Comme un champignon sauvage

Par Karim Boukhari

L’actualité politique a été dominée par la création de ce qu’on appelle le G8, un groupement de huit partis sous le nom de “l’Alliance pour la démocratie”. Cela a-t-il du sens ? En théorie oui, puisque nous nous retrouvons devant un nouveau pôle et, de toute évidence, ces huit partis sont capables de former, selon les résultats des législatives de novembre, un gouvernement ou une opposition. Maintenant, de quoi est constitué ce pôle ? Eh bien, l’identité des “alliés” et leurs différences idéologiques font ressembler l’ensemble à une auberge espagnole : nous avons ce qu’on peut appeler des libéraux royalistes (le RNI de Mezouar, le PAM d’El Himma, l’UC et le MP), des socialistes en mal de repères (les Travaillistes de Benatik, le PS de Bouzoubaâ et la Gauche verte) et un petit parti islamiste (le PRV). Vous aurez remarqué que le G8 exclut la Koutla (PPS, USFP, Istiqlal) et le PJD, c’est-à-dire les partis les mieux implantés et les plus populaires du pays.
Contrairement à ce qu’on pourrait croire, les architectes du G8 ont de la suite dans les idées. Ils ont eu l’intelligence de déplacer la pression vers la Koutla et le PJD, obligés de chercher des alliances et de se rapprocher les uns des autres, ce qui peut leur faire très mal : une alliance entre les islamistes du PJD et les anciens communistes du PPS ou les socialistes de l’USFP ferait perdre à tous ces partis leurs bases et leurs jeunesses. Ce serait un suicide politique. Je ne crois pas un seul instant que les dirigeants de ces partis soient prêts à payer ce prix pour accéder, demain, au gouvernement ou rester simplement dans la course. Et, puisqu’ils ne pourront pas “payer”, ils se présenteront aux législatives en rangs dispersés et devraient logiquement les perdre. Alors qu’ils sont les favoris naturels des prochaines élections !
Tout cela a donc du sens et ce sens est très simple à définir : en plus de servir facilement de gouvernement ou d’opposition au lendemain des législatives, évitant ainsi une nouvelle crise post-électorale, le G8 est une machination anti-Koutla et anti-PJD. Le G8 est né pour tuer, passez-moi l’expression, les “emmerdeurs” (parce que récalcitrants et pas toujours malléables en phase de négociations) de la Koutla et du PJD. De là à imaginer que le G8 est de facto une idée qui a germé dans l’esprit de “notre ami du roi” Fouad Ali El Himma, il n’y a qu’un pas et beaucoup l’ont déjà franchi.

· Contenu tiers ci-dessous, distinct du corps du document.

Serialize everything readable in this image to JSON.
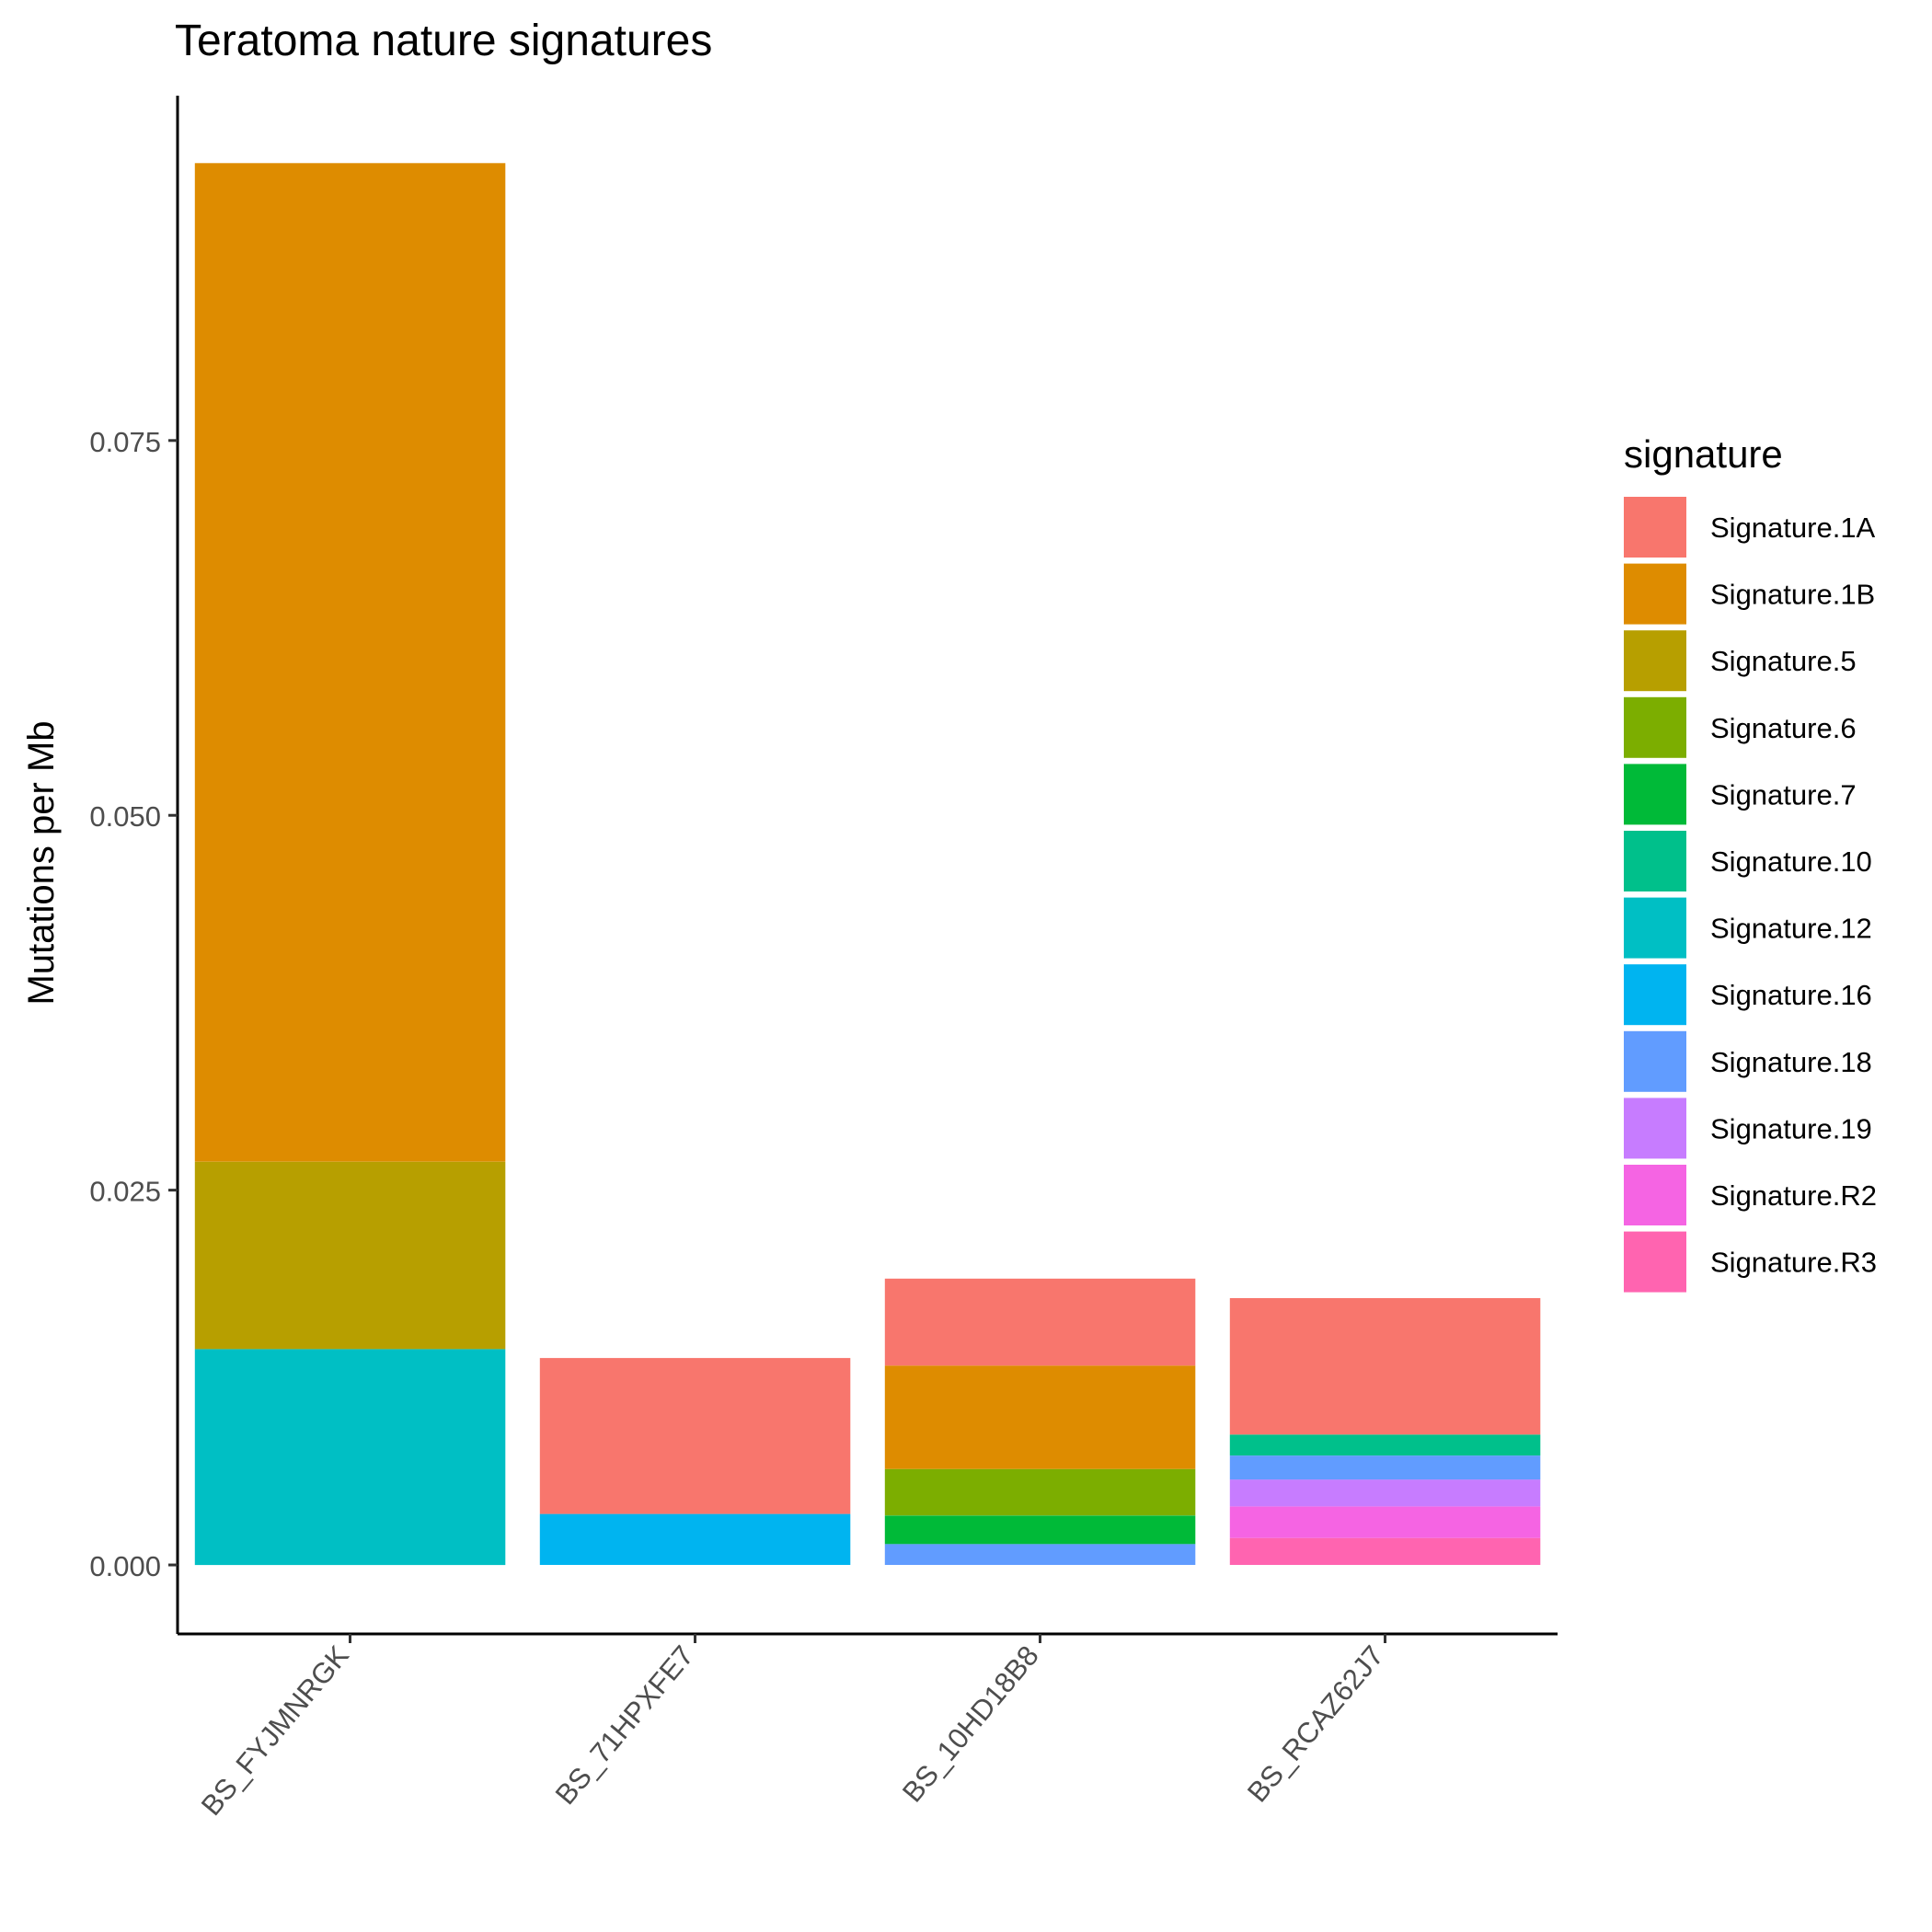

Après tout, le G8 ressemble bien, dans sa genèse, au Mouvement pour tous les démocrates, ce fameux MTD qui a servi de répétition générale avant le lancement du PAM. Comme le MTD, le G8 se veut “ouvert à tous les démocrates” et prétend n’avoir “aucune finalité électorale”. Les points de similitude entre le G8 et le MTD sont si nombreux que leur énumération a quelque chose d’amusant. Même timing, même communication, même composition et même aspect d’auberge espagnole. Même avenir ?
La paternité réelle ou supposée d’El Himma importe peu, me dira-t-on. Tout à fait. Ce qui compte, c’est le résultat. Mais de quel résultat parlons-nous ? En d’autres termes, quel est le plus important ? Je vous invite à réfléchir à cette question…
Je crois pour ma part que, bien au-delà des calculs politiques (dont le plus important consiste à barrer la route aux islamistes du PJD), et en plus des risques incalculables auxquels ils ouvrent la voie (que se passerait-il si, demain, un PJD ou un parti de la Koutla décidaient de boycotter les élections ?), les architectes du G8 ont oublié un détail : les électeurs, c’est-à-dire les Marocains. Est-ce que l’idée d’un G8 qui “marie” de vieux syndicalistes, des gauchistes, des écologistes et un Zemzmi (je rappelle que l’auteur de quelques- unes des fatwas les plus rétrogrades de ces dernières années est un député PRV, membre du G8) est de nature à renforcer la crédibilité de la politique, de la démocratie et des élections ? Prétendre que oui revient à insulter l’intelligence des Marocains.